A new commission by Tadashi Kawamata for MAAT’s Oval Gallery is prone to be the highlight of this season, joined by a new proposal for the Project Room by renowned Portuguese artist João Louro
Image: Over Flow by Tadashi Kawamata
In October, the Oval Gallery hosts a new project by Japanese artist Tadashi Kawamata, an immersive installation of monumental scale that offers a visceral warning about the proliferation of plastic debris in our oceans.
Entering a dialogue with the Eco-Visionaries project, Tadashi Kawamata’s solo exhibition at MAAT’s Oval Gallery is centered around questions of global ecology. Over Flow is a truly immersive installation, inviting viewers to experience a seascape of remains which follows a fictional ecological catastrophe.
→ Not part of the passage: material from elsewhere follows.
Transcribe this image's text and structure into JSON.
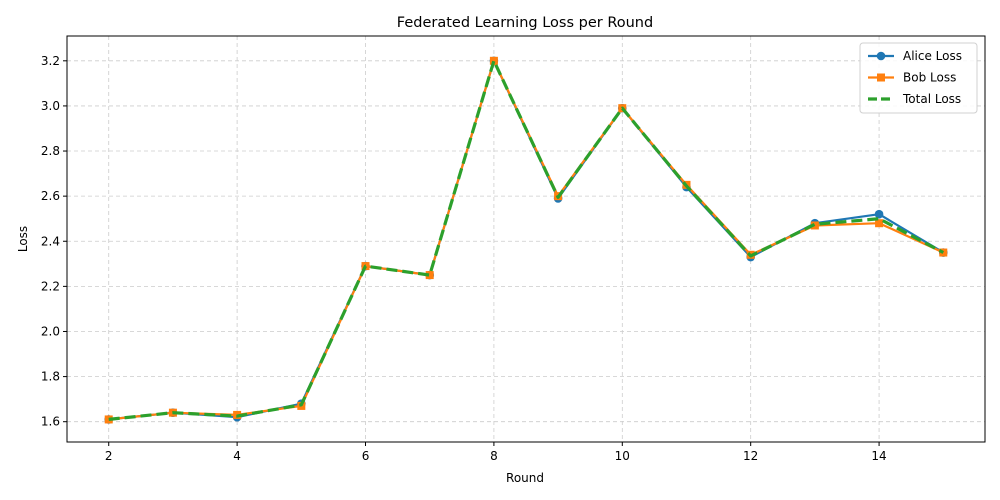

With debris transported by the world’s seas engulfing the museum environment, the elements in the installation come together in a sculptural form that evokes the conglomerates of polluting elements aggregated by the perpetual movements of the ocean, as well as global tourism and its fatal consumption of natural resources.
The large-scale commission at MAAT integrates both plastic residues and abandoned boats collected on Portugal’s shores during beach cleaning campaigns by volunteer organisation Brigada do Mar. Developed along one year of research and field work in Portugal, Kawamata’s project culminated in a workshop involving the local community, with artists and architects led by architectural collective Os Espacialistas.